In the wake of a tragic bus accident in Japan, NTT and SAP have paired up to create a connected transportation safety solution using Internet of Things technology and SAP HANA Cloud platform.
On January 15, 2016, a tour bus returning from a skiing trip veered off a road in central Japan. Fourteen people were killed. As the latest of several deadly transportation accidents in Japan, the incident threw a national spotlight on questions about bus safety and overworked drivers.
Japanese telecom giant NTT teamed up with SAP to help prevent accidents like this using Internet of Things (IoT) technology.
NTT Labs has been steadily investing in its IoT strategy over the past few years. The company previously co-developed a fabric embedded with sensors, called “hitoe” with Toray Industries, to monitor people’s vital signs like heartbeat and nervous system responses.

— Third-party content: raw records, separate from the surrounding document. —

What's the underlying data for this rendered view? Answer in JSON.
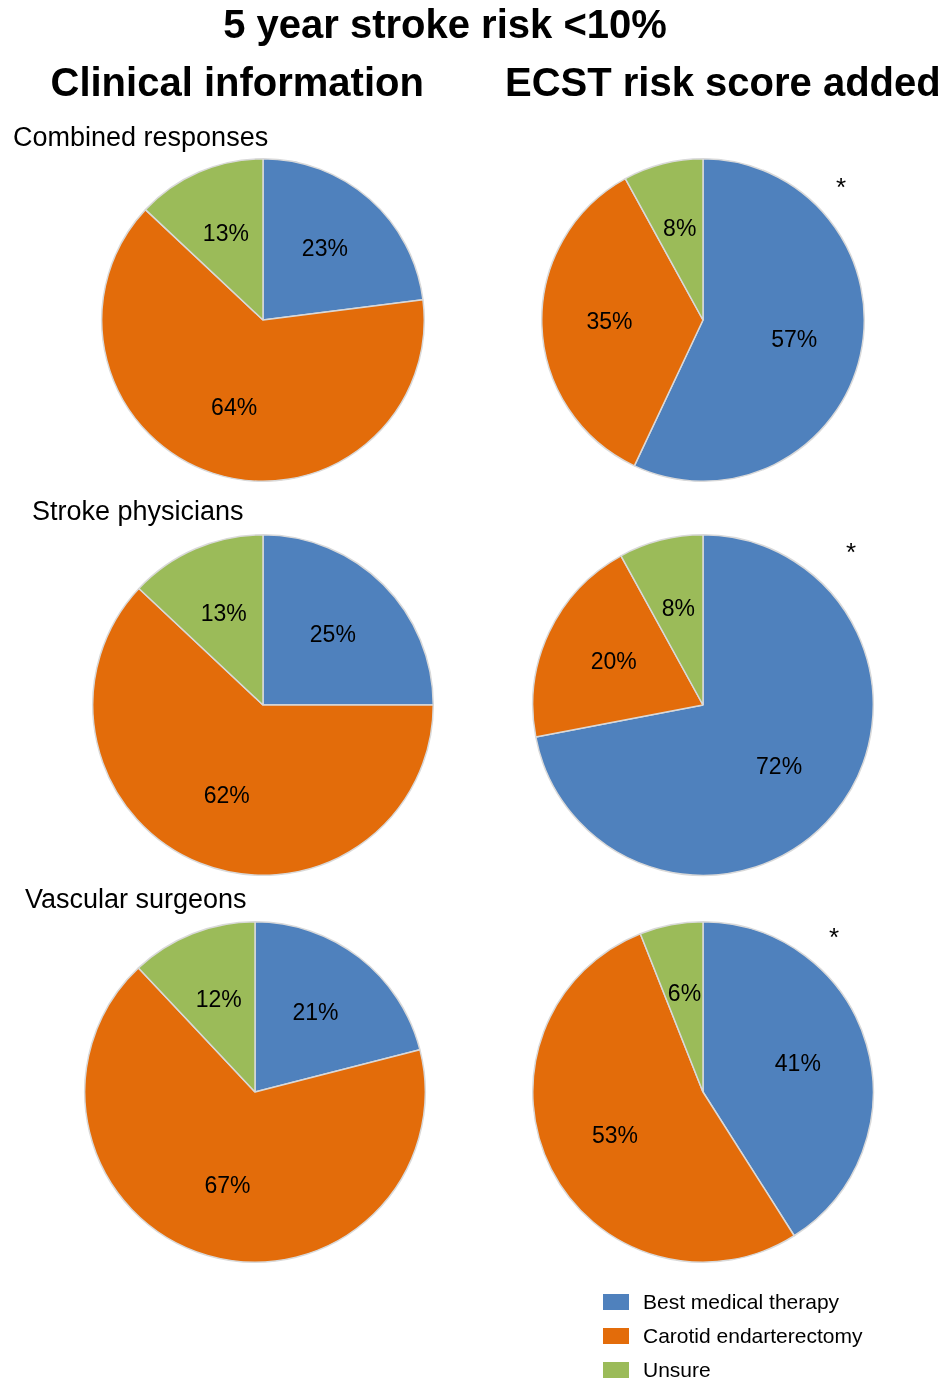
{
  "chart_data": [
    {
      "type": "other",
      "title": "5 year stroke risk <10%",
      "annotations": [
        "Clinical information",
        "ECST risk score added"
      ]
    },
    {
      "type": "pie",
      "title": "Combined responses",
      "categories": [
        null,
        null,
        null
      ],
      "values": [
        23,
        64,
        13
      ],
      "value_labels": [
        "23%",
        "64%",
        "13%"
      ],
      "colors": [
        "#4f81bd",
        "#e36c0a",
        "#9bbb59"
      ]
    },
    {
      "type": "pie",
      "categories": [
        null,
        null,
        null
      ],
      "values": [
        57,
        35,
        8
      ],
      "value_labels": [
        "57%",
        "35%",
        "8%"
      ],
      "colors": [
        "#4f81bd",
        "#e36c0a",
        "#9bbb59"
      ],
      "annotations": [
        "*"
      ]
    },
    {
      "type": "pie",
      "title": "Stroke physicians",
      "categories": [
        null,
        null,
        null
      ],
      "values": [
        25,
        62,
        13
      ],
      "value_labels": [
        "25%",
        "62%",
        "13%"
      ],
      "colors": [
        "#4f81bd",
        "#e36c0a",
        "#9bbb59"
      ]
    },
    {
      "type": "pie",
      "categories": [
        null,
        null,
        null
      ],
      "values": [
        72,
        20,
        8
      ],
      "value_labels": [
        "72%",
        "20%",
        "8%"
      ],
      "colors": [
        "#4f81bd",
        "#e36c0a",
        "#9bbb59"
      ],
      "annotations": [
        "*"
      ]
    },
    {
      "type": "pie",
      "title": "Vascular surgeons",
      "categories": [
        null,
        null,
        null
      ],
      "values": [
        21,
        67,
        12
      ],
      "value_labels": [
        "21%",
        "67%",
        "12%"
      ],
      "colors": [
        "#4f81bd",
        "#e36c0a",
        "#9bbb59"
      ]
    },
    {
      "type": "pie",
      "categories": [
        "Best medical therapy",
        "Carotid endarterectomy",
        "Unsure"
      ],
      "values": [
        41,
        53,
        6
      ],
      "value_labels": [
        "41%",
        "53%",
        "6%"
      ],
      "colors": [
        "#4f81bd",
        "#e36c0a",
        "#9bbb59"
      ],
      "annotations": [
        "*"
      ],
      "legend": "bottom right"
    }
  ]
}
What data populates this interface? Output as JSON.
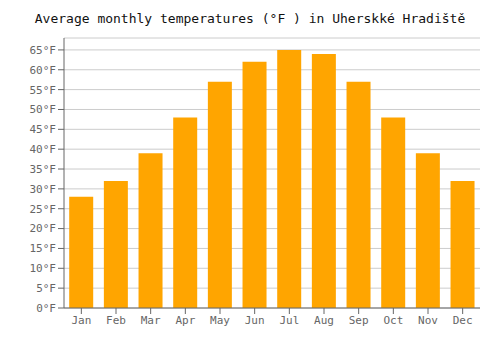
{
  "chart_data": {
    "type": "bar",
    "title": "Average monthly temperatures (°F ) in Uherskké Hradiště",
    "categories": [
      "Jan",
      "Feb",
      "Mar",
      "Apr",
      "May",
      "Jun",
      "Jul",
      "Aug",
      "Sep",
      "Oct",
      "Nov",
      "Dec"
    ],
    "values": [
      28.0,
      32.0,
      39.0,
      48.0,
      57.0,
      62.0,
      65.0,
      64.0,
      57.0,
      48.0,
      39.0,
      32.0
    ],
    "color": "#FFA500",
    "ylim": [
      0,
      68
    ],
    "yticks": [
      {
        "value": 0,
        "label": "0°F"
      },
      {
        "value": 5,
        "label": "5°F"
      },
      {
        "value": 10,
        "label": "10°F"
      },
      {
        "value": 15,
        "label": "15°F"
      },
      {
        "value": 20,
        "label": "20°F"
      },
      {
        "value": 25,
        "label": "25°F"
      },
      {
        "value": 30,
        "label": "30°F"
      },
      {
        "value": 35,
        "label": "35°F"
      },
      {
        "value": 40,
        "label": "40°F"
      },
      {
        "value": 45,
        "label": "45°F"
      },
      {
        "value": 50,
        "label": "50°F"
      },
      {
        "value": 55,
        "label": "55°F"
      },
      {
        "value": 60,
        "label": "60°F"
      },
      {
        "value": 65,
        "label": "65°F"
      }
    ],
    "grid": true
  }
}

Using a hitoe vest, NTT also has been developing an algorithm that estimates fatigue level by analyzing vital data from hitoe. This analysis, indicating heart rate and nervous agitation, goes to SAP HANA Cloud platform where it’s combined with data including current traffic and weather conditions — and sensor-driven data like GPS signals, and information from on-board devices that estimate the vehicle’s condition.
The predictive capabilities of SAP HANA Cloud platform together with NTT’s IoT analytics for hitoe will help bus companies identify potential danger before accidents occur.
Keifuku Bus Company will begin testing the new connected safety system in October. In operation for over 70 years, Keifuku has approximately 300 employees and 200 buses. The company has been using GPS data for several years to keep customers updated on bus schedules via a mobile app.
Heightened public scrutiny and significantly increased fines for violations have made it a business imperative for companies like Keifuku to step up their efforts to ensure passenger safety. Keifuku hope its trial of the new technology will speed up its digital transformation and become a model for connected safety.
Sachihiro Amaya, president of the Keifuku Bus Company, said, “This project makes it possible to monitor a driver’s conditions continuously in real time. Thanks to making good use of this data, we can catch driver’s unusual movements when he is driving and an abnormality occurs. We expect this will help us make the vehicle stop safely.”
The trial will conclude this year and SAP and NTT hope to offer service more widely by January 2017 and to roll it out in the U.S. and Europe.
Dr. Wen-Syan Li, senior vice president of IoT and strategic projects for SAP Asia Pacific, Japan and China, said this about the joint project: “This is a great innovation story about SAP and NTT using IoT technology to save lives. These two companies are working together to make the transportation industry safer so that events like the tragedy of the bus accident don’t have to happen again. This is not just about revenue, it’s about people.”